Much of the recent success in treatment of DME is owed to the recent developments in our
understanding of the inflammatory cascade in a diabetic eye specially the discovery and
therapeutic targeting of VEGF. The pathophysiology of DME is thought to be complex and is yet
to be fully elucidated; however, a review of literature reveals that there is consensus
amongst researchers and clinicians with regards to the importance of disruption of blood
retinal barrier involving numerous inflammatory mediators and cytokines in this process. It
has been shown that the interruption in BRB is not merely a direct consequence of
hyperglycemia but the outcome of inflammatory cascade initiated by chronic hyperglycemia.
Chronic hyperglycemia leads to increased production of pro-inflammatory molecules such as
advanced glycation end products (AGEs) which are molecules that promote formation of abnormal
cross-links in between proteins. These compounds in turn lead to disruptions of the
functioning BRB through the up regulation of several inflammatory pathways. Currently the
best method to battle AGEs is to prevent their formation through tight glycemic control and
the development of therapies has been focused on targeting downstream inflammatory and
angiogenic mediators such as VEGFs. It has been shown that VEGFs( VEGF A, B, C, D, E and
PLGF) play a major role in neovascularization, formation of new highly friable blood vessels,
increased permeability and disruption of BRB with VEGF-A being the most potent promoter of
neovascularization. Other factors involved include pigment epithelial derived factor (PEDF),
Interleukin-6 and 8( IL-6 and 8), monocyte chemotactic protein-1 (MCP-1), Interferon gamma
protein 10(IP-10) etc. It is theorized that some factors play a protective role against the
pathogenesis of DME, including PEDF, FLT3L, GM-CSF, IP-10, IFN alpha. It is therefore the
lack of balance of these factors that is thought to play a major role in diabetic eye
disease.
Since, not all patients respond to anti-VEGF therapies injections; researchers have been
pursuing other cytokines and inflammatory mediators as the culprit in the non-responsive
group. Up-to-date there have been numerous studies investigating the levels of cytokines in
the eyes of diabetic patients and based on our extensive review of the literature this/these
mystery molecules can be any of the following cytokines: IL-1, IL-6, IL-7, IL-8, IL-10,
IL-12, MCP-1, MCP-3, IP-10,VEGF, PLGF, PEDF, ICAM-1, VCAM-1, GM-CSF, GRO(CXCL-1), TNF-alpha,
TGF- beta, Eotaxin, FGF-2, FLT3L,IFN alpha, MDC, MIG(CXCL 9), PKC, and MMP-9. These cytokines
may also present a novel path to monitor disease activity.
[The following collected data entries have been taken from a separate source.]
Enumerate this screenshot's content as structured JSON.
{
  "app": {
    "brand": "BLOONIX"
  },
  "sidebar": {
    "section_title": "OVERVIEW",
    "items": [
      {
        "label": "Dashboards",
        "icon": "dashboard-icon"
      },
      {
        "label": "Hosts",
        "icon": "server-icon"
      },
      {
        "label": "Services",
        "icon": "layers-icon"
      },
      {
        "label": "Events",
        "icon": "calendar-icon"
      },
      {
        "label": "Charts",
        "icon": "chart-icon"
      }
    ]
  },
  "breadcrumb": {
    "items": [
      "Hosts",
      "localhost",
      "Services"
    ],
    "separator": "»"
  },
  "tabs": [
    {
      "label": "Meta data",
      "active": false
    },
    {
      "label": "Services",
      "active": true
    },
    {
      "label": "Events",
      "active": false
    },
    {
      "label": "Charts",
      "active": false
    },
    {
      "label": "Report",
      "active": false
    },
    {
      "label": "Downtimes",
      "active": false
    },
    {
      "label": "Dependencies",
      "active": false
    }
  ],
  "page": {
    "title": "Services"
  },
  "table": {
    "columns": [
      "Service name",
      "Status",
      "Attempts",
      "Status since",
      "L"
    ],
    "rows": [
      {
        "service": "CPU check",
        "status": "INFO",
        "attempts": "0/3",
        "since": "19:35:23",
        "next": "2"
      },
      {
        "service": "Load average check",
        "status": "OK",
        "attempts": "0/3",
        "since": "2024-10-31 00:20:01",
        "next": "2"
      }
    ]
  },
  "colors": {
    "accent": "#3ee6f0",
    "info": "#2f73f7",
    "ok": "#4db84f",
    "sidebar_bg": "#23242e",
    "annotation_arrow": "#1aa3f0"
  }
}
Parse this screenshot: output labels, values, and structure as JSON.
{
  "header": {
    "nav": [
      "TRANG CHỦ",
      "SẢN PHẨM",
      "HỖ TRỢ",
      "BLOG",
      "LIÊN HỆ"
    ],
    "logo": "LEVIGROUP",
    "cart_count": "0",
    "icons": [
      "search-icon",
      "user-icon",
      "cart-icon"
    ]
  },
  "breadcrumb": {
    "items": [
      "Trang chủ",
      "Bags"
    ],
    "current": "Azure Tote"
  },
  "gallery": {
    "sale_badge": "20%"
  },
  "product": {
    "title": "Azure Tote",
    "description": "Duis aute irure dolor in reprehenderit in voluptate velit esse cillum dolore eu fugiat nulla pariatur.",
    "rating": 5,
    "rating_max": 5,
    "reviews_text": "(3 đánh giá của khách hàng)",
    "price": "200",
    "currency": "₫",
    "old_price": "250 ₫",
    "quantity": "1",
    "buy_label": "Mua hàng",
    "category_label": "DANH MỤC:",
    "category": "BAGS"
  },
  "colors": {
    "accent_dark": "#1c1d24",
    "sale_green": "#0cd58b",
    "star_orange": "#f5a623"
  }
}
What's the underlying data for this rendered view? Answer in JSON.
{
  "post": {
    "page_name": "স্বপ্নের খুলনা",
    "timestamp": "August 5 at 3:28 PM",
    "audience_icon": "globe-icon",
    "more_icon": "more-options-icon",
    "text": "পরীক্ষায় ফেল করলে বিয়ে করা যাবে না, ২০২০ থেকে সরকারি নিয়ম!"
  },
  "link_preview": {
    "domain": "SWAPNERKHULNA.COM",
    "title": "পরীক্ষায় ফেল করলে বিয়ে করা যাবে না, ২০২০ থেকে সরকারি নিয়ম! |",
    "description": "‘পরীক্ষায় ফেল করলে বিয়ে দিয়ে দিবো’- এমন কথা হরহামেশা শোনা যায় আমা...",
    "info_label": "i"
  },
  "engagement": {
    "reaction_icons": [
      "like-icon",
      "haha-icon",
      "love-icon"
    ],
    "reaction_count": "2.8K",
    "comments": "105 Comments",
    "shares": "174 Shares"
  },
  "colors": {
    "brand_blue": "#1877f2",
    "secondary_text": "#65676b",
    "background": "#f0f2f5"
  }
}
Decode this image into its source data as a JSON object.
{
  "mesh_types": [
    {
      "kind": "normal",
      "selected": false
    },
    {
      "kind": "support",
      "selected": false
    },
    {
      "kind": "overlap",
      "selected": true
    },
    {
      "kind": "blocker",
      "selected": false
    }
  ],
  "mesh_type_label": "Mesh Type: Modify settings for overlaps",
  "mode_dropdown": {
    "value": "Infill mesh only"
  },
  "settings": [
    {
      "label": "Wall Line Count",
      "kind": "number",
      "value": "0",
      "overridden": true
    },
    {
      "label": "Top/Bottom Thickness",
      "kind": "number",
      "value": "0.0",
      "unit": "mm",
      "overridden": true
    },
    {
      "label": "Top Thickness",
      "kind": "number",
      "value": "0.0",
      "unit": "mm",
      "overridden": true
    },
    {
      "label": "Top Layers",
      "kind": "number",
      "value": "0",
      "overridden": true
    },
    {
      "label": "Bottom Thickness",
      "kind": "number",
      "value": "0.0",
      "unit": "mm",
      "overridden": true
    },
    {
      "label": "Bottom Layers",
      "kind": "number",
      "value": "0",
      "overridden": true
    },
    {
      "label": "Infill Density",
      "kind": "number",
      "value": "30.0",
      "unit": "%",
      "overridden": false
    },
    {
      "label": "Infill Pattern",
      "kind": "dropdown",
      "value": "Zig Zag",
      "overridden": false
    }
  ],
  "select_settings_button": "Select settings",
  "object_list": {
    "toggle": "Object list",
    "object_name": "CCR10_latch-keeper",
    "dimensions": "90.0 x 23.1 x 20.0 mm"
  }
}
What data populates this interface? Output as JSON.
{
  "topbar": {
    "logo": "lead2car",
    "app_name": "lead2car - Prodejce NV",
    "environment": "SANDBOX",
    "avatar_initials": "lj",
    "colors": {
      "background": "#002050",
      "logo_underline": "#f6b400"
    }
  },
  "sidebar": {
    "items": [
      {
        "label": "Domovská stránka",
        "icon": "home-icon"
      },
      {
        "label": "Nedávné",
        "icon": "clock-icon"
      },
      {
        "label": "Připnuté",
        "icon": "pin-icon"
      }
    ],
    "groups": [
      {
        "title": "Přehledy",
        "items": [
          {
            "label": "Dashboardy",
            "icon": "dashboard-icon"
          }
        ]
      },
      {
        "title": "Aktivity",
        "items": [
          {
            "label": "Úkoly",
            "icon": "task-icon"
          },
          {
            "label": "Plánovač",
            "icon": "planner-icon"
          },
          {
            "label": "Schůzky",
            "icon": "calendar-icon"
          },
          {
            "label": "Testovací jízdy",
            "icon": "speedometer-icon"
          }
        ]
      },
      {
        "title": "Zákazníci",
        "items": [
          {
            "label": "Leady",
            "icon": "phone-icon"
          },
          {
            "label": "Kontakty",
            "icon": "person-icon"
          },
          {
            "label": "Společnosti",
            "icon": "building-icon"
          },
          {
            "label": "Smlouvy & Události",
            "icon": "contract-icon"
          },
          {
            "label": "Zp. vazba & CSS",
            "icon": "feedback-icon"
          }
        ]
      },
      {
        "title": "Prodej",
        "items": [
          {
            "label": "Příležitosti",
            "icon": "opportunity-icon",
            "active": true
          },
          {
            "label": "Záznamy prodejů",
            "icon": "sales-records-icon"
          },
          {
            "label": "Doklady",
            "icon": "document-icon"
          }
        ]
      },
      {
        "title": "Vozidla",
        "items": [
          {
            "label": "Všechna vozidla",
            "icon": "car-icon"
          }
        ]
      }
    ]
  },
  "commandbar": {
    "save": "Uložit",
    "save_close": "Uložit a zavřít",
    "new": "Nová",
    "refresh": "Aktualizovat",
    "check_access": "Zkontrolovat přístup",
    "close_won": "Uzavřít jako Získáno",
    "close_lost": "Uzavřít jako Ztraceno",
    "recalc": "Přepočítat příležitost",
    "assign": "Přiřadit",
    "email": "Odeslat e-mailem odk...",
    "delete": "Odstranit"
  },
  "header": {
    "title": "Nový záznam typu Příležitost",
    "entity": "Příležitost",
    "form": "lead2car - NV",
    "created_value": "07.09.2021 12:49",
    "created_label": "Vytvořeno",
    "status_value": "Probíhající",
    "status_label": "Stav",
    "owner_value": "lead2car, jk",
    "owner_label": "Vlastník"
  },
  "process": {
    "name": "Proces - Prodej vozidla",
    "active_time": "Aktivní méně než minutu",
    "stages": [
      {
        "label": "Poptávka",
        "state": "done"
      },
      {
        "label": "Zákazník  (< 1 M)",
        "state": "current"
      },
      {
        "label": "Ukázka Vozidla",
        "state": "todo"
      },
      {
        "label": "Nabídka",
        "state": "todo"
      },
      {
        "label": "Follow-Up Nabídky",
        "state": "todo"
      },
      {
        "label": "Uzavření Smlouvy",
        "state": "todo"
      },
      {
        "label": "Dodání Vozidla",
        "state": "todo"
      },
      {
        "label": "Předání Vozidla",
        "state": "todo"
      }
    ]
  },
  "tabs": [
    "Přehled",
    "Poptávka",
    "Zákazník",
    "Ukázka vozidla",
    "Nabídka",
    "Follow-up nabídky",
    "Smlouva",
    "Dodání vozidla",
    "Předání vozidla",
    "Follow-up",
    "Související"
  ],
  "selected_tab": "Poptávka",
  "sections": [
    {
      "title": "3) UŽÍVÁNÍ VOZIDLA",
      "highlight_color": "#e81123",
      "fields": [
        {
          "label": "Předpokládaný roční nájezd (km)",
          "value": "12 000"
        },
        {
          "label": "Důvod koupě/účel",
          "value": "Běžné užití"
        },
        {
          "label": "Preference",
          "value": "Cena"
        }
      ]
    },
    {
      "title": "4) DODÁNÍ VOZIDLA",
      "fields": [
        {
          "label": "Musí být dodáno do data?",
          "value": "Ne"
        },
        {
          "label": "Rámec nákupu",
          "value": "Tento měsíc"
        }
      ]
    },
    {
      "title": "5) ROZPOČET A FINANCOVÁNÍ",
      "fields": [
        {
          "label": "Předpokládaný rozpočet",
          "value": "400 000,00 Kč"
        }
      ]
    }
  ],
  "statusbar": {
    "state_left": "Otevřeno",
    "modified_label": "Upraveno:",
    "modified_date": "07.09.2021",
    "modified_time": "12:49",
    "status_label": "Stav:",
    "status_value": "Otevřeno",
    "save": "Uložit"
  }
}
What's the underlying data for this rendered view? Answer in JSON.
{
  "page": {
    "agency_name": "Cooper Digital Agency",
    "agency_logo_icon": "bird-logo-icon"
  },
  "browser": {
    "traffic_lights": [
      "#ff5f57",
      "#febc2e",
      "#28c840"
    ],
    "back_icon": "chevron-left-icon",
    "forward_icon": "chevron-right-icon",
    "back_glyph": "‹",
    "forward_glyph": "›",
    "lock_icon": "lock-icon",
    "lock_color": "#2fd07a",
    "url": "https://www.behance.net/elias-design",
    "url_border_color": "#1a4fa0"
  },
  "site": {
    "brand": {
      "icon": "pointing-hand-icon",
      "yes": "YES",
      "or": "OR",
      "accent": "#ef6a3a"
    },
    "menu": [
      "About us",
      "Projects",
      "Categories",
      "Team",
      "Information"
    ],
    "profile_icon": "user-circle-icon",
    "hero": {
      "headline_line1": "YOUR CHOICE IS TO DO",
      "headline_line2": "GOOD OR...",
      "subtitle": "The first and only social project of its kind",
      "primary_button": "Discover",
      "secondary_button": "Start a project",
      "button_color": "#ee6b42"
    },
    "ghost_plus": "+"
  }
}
Until now, there has not been a study attempting to determine whether basal cytokine levels
are an indication to response to treatment or lack thereof. It is therefore, in our opinion,
essential to carry out such a study as a significant relationship between (an) elevated/
suppressed cytokine and letters gained on best corrected visual acuity or a relationship
between an elevated cytokine and not responding to our VEGF treatments could present a path
for deciding whether a patient is suited for the anti-VEGF treatment at hand. In addition, it
could pave the way for development of a new medication that could act complementary to our
current treatments. Above all, we hope to assist eye surgeons and physicians to help their
patients with the treatment that fits them the best.